In the place of honor where the old statue of Lenin once stood, this new monument stands proudly on a hill, overlooking the city and the river, surrounded by grand fountains. Every evening there is an impressive water show with lights and music.

Kairakum Reservoir

Just outside the city, the Syrdarya river feeds into a great reservoir. Locals take a short, 30 minute bus ride from near the bazaar to spend sunny days by the water. A small man-made beach is attended by various charming eateries and the water is warm and perfect for swimming and bathing in summer.

Khujand Fortress and museum

Once a grand and mighty fortress, built to fortify this strategically important city, the fortress is now in ruins.
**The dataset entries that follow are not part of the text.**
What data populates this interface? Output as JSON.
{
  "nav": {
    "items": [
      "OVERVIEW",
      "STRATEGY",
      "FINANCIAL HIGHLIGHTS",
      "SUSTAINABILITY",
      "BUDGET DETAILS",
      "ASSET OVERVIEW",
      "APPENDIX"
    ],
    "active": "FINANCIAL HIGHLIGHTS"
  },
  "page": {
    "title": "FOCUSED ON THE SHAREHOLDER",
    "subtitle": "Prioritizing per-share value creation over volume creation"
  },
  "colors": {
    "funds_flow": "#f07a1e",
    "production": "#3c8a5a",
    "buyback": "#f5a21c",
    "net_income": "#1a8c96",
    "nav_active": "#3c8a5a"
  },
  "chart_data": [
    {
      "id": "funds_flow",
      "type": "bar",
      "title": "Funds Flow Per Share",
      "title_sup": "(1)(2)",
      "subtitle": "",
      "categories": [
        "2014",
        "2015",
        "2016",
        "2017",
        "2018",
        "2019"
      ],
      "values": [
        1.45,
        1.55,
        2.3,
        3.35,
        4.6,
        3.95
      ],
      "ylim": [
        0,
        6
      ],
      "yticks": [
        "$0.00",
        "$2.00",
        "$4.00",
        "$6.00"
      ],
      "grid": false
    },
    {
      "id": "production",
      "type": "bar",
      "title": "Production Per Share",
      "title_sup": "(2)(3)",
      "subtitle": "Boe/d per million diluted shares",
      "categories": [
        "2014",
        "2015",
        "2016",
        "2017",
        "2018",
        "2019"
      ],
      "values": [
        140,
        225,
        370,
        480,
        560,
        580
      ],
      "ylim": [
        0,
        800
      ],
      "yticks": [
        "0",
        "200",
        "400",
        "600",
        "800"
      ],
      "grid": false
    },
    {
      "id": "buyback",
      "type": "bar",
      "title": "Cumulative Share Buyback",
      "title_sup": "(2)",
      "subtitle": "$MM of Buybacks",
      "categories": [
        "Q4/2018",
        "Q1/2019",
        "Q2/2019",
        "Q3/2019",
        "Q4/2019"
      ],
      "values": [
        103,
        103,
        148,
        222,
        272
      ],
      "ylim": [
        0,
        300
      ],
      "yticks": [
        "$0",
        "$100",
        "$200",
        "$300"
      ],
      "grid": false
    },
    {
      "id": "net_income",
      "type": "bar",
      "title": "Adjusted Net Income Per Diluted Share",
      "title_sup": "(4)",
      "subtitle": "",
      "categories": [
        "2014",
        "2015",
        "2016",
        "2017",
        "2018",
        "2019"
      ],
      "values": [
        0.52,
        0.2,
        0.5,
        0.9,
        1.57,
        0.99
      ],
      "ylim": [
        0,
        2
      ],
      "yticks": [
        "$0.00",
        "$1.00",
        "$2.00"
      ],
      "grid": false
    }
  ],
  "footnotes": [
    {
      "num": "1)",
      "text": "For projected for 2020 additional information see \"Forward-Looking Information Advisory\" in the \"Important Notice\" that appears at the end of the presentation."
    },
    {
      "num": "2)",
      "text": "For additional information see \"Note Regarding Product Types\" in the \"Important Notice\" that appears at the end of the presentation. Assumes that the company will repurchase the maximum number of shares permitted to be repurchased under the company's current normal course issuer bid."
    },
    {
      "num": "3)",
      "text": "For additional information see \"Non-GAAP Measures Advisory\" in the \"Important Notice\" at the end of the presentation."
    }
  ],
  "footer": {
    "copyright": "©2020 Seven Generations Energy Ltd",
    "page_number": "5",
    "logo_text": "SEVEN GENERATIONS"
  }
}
However, some of its former grandeur is restored in a small renovated section which houses the historical museum of Sughd, with artifacts and exhibitions about the region’s colorful history.

Lenin Statue

The once hallowed and now relocated statue of Lenin may have been moved since the Soviet era ended, but it’s still the largest statue of the man in all central Asia. Once the pride of the city, then called Leninabad, the statue now stands in a modest park, next to a Tajik war memorial.

Panchshanbe Bazaar

In a large Stalin-era building, the city gathers every Thursday for one of the largest covered markets in central Asia. This is a great place to snap up bargains, souvenirs and delicious, cheap, local food, and to experience the bustle of real local life.